Peace Talks (The Dresden Files, #16)(89)
“I’ll manage,” Lara murmured, and the painful pressure of my desire was abruptly mitigated.
I gritted my teeth and said, through them, “I meant the details. Are you sure he isn’t going to see or hear anything else?”
“Give me sixty seconds,” Lara said. “Once I get close enough, he’s not going to notice anything else, even if you walked by him playing a trumpet and pounding drums. And even if he noticed, he’d not remember it.”
“Sixty seconds,” Freydis sighed. She was knotting towels together with mechanical precision. “Men.”
Lara turned her eyes to Freydis, who suddenly caught her breath, her cheeks flushing with color.
“Darling, this isn’t the same thing at all,” Lara purred. “It’s a pity your contract was so specific, or I’d demonstrate for you sometime.”
Freydis let out a deep sigh and then went back to knotting towels without looking up.
Lara gave me an impish smile, held out her hands, and said, “Help me up, Harry.”
“You don’t need any help from me,” I said, a little thickly. Even when she wasn’t shining the come-hither flashlight right in my face, Lara Raith still left me feeling a little bit dazzled.
The de facto monarch of the White Court responded with an amused laugh and entered the shaft like a diver, silently vanishing down into the darkness.
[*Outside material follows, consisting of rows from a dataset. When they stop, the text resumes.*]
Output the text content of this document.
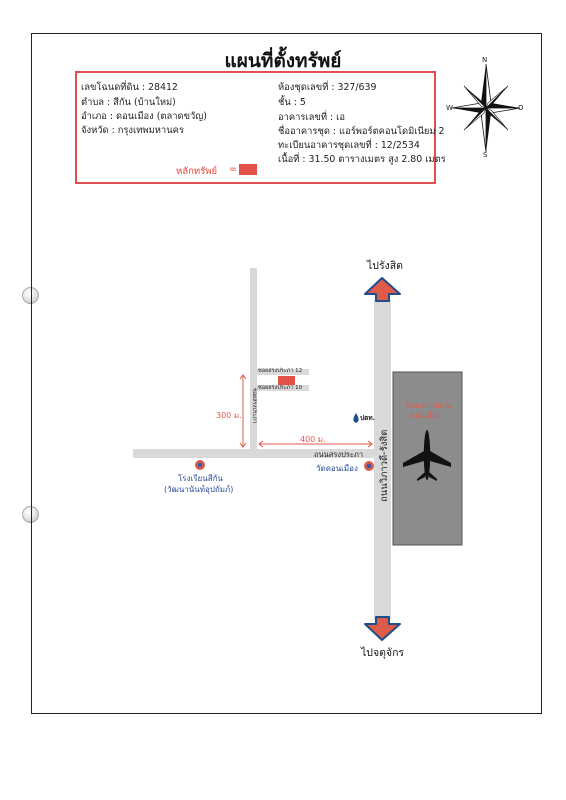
แผนที่ตั้งทรัพย์
เลขโฉนดที่ดิน : 28412
ตำบล : สีกัน (บ้านใหม่)
อำเภอ : ดอนเมือง (ตลาดขวัญ)
จังหวัด : กรุงเทพมหานคร
ห้องชุดเลขที่ : 327/639
ชั้น : 5
อาคารเลขที่ : เอ
ชื่ออาคารชุด : แอร์พอร์ตคอนโดมิเนียม 2
ทะเบียนอาคารชุดเลขที่ : 12/2534
เนื้อที่ : 31.50 ตารางเมตร สูง 2.80 เมตร
หลักทรัพย์ =
N
S
W	O
ไปรังสิต
ไปจตุจักร
ถนนวิภาวดี-รังสิต
ถนนสรงประภา
ซอยสรงประภา
ซอยสรงประภา 12
ซอยสรงประภา 10
300 ม.
400 ม.
ปตท.
ท่าอากาศยาน
ดอนเมือง
โรงเรียนสีกัน
(วัฒนานันท์อุปถัมภ์)
วัดดอนเมือง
“Sixty seconds,” I muttered. “Going to take me twice that just to climb down.”
“Going to lose my mind on this damned job,” Freydis noted. “I’ll have the rope ready in five.”
“Cover,” I said.
“Oh, right.” She shook her head, dipped a hand into her dress, and took out a little wooden plaque. “If my head wasn’t attached. I’ve never worked for a client this distracting.”
She picked up my suit coat and Lara’s dress and dropped them into the boxing ring. Then she touched the plaque to them, muttered something, and snapped the wood in her fingers. There was an eye-searing flash of light that left a Norse rune shaped like a lightning bolt burned on my retina in purple, and suddenly there I was, on top of Lara in the boxing ring, making out furiously.
As illusions went, it was excellent. Just really … detailed. Maybe too much so. I turned away, a little embarrassed.
“She likes you, you know,” Freydis said, watching the illusion with amusement.
“From what I can tell, Lara mostly likes Lara,” I said.
“Maybe. But she treats you differently than she does others.”
I grunted and said, “Wonderful. Just the attention I need in my life.”
And then I shoved my shoulders and head into a narrow, lightless, handleless stone shaft and started wriggling down it in my underwear.
26
Going headfirst down a three-story shaft in complete darkness isn’t ever going to do well as a recreational business. I was completely reliant on keeping pressure against the walls to prevent me from falling. In that, the limited space was actually useful—it meant more of my body’s surface area could be pressed against the walls, and less strain being placed on any one spot.
Unless the hand-cut stone shaft narrowed along the line and I got stuck, in which case I was just screwed. Or if it got a lot wider, in which case, also screwed. I might be kind of tough, but a three-story fall onto my head wasn’t going to end well.
I started shimmying down. It was tough work, but I’d been doing a lot of cardio.
Lara had evidently left the dumbwaiter door open behind her, because there was dim light coming through, showing me a lumpy mass of white towels at the bottom of the shaft, as well as the shape of the walls. Once I had an idea of distance, it was possible to move more quickly—I could just relax a little and half slide down.
I paid with a little skin, but it wasn’t as bad as it could have been. The stones of the castle were ancient. Time (and I didn’t want to think too closely about what else) had worn off many of the rough edges. As long as I didn’t start bleeding and making the walls slippery, I should be fine.
Fine. I felt like a wad of paper trying not to be blown through a straw, but other than that, everything was super.
I went down carefully, moving only one limb at a time, like the friendly neighborhood Spider-Man. Except that I couldn’t actually stick to walls. And if I slipped, I didn’t have any webbing to save myself with, and I’d fall and break my neck.
“ ‘Friendly neighborhood Spider Man,’ ” I sang under my breath, and inched lower.
My shoulders stuck.
My heart started beating a lot faster.
Not because I was scared or anything. This was just cardio.
It’s not like I was experiencing claustrophobia. I was a wizard of the White Council. We don’t let our emotions control us.
I forced myself to breathe slowly, to stop moving, to think. I was stuck because my muscles were contracted, holding me against the walls of the shaft. I had to relax. But if I relaxed, I would fall and die and that would be counterproductive, too. So the trick was going to be to relax part of me while keeping the rest of me tense.
I stretched out an arm, trying to get my shoulders unsquared to the walls, but it didn’t work. I felt myself wedge in further, and my breathing increased. I strained harder and felt the pressure on my joints increase.